The train can continue to run by adhering to the phase one guidelines passed down by the Montana Department of Public Health and Human Services.
“We are trying to make the train as secure as possible,” McCauley said, “and we’re having fun with it. For example, Tammy Eckhardt of Lewistown’s Sew Pieceful is making us masks that are bandanas. They have a real cowboy and Western look, so that will be cute.

“We’ll also have extra blue disposable masks on hand for passengers.”
The food and beverage staff from Harry’s Place will also follow stringent specifications, which includes wearing masks and gloves for serving.
The Chamber has also made the train social-distance friendly.
“We have sectioned everybody separately, so there is at least six feet between tables,” she said. “People aren’t going to be out in the aisle like they are traditionally. If there are four people at one table we are going to have to put the table against the window and have them sit kind of in a U-shape, that way they’re not facing anybody else in the train car.”
Saloon girls, outlaws and singing cowboys also have to social distance.

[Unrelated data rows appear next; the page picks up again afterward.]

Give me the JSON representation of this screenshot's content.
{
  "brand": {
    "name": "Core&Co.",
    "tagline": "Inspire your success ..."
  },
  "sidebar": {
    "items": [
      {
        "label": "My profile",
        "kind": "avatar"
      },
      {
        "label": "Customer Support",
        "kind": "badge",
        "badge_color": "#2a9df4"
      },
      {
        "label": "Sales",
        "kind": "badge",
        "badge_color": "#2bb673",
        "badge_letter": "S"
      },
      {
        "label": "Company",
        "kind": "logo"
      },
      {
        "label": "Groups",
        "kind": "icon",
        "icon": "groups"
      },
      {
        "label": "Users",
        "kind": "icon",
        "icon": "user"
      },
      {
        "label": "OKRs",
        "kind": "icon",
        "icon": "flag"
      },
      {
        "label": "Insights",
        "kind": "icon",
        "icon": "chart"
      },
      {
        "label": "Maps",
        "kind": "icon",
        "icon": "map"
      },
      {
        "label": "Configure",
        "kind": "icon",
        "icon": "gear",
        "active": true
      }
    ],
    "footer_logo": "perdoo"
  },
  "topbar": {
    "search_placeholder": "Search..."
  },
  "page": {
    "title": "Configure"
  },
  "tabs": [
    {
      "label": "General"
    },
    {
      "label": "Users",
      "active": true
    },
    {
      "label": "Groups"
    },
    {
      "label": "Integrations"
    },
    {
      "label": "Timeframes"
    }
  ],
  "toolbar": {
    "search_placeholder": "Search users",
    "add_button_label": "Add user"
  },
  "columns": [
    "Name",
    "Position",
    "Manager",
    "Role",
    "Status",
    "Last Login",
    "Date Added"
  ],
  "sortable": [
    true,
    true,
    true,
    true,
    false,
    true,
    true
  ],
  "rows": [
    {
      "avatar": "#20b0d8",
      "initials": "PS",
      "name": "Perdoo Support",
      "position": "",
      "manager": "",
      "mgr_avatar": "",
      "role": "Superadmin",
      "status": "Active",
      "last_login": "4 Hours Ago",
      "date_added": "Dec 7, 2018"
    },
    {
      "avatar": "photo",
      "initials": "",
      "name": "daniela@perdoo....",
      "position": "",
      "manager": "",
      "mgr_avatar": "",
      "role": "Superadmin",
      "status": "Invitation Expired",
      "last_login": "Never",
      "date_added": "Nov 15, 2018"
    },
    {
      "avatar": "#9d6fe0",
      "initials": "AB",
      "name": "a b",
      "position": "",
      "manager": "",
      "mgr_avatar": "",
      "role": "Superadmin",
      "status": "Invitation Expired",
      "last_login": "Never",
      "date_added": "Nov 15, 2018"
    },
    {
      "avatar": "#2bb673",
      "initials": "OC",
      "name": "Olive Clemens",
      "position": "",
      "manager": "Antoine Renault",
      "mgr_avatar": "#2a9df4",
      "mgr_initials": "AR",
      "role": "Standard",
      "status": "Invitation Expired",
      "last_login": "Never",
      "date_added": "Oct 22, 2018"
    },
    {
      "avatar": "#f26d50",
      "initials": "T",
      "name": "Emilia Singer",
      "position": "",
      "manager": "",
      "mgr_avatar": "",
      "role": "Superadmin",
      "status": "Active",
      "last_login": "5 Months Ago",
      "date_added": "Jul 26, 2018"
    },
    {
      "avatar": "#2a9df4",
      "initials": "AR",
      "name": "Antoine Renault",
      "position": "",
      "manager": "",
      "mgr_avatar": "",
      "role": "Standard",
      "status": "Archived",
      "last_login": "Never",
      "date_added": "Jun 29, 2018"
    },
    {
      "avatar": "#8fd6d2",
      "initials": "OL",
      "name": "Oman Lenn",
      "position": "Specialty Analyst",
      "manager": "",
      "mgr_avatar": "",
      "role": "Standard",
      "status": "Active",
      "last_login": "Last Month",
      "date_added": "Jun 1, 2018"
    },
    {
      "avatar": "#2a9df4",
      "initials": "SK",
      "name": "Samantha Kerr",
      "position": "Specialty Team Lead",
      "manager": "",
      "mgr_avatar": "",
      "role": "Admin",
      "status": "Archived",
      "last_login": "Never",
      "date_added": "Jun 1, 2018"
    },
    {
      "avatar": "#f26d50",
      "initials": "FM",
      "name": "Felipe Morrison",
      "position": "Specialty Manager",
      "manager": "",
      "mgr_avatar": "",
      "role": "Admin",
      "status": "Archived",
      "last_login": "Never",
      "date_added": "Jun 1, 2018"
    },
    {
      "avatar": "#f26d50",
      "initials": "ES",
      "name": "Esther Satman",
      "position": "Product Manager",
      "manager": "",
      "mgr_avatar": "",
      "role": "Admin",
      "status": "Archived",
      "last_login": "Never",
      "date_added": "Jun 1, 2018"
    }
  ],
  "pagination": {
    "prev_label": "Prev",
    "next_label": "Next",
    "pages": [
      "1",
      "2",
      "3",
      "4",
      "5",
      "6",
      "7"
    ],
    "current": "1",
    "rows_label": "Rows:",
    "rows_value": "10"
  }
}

“The saloon girls won’t be sitting in laps or kissing bald heads, I’m afraid,” McCauley said, “and the robbers will have to rob people without touching them. As for the musician, well, if we get to Phase Two he should be fine. He’s happy to do whatever we need him to do.”
McCauley said individuals involved with the train have been very supportive and cooperative of the new plans. The same goes for the Chokecherry Festival, which she and the Chamber board have no intention of canceling at this time.
“As for the 4th of July, the parade remains under discussion, but we will definitely have fireworks,” McCauley said. “There will not be an ice cream social at the Central Montana Museum. The museum, however, will be opening June 14.”
As for other changes at the Chamber, McCauley has added items to the gift shop and is working on launching an online store this summer.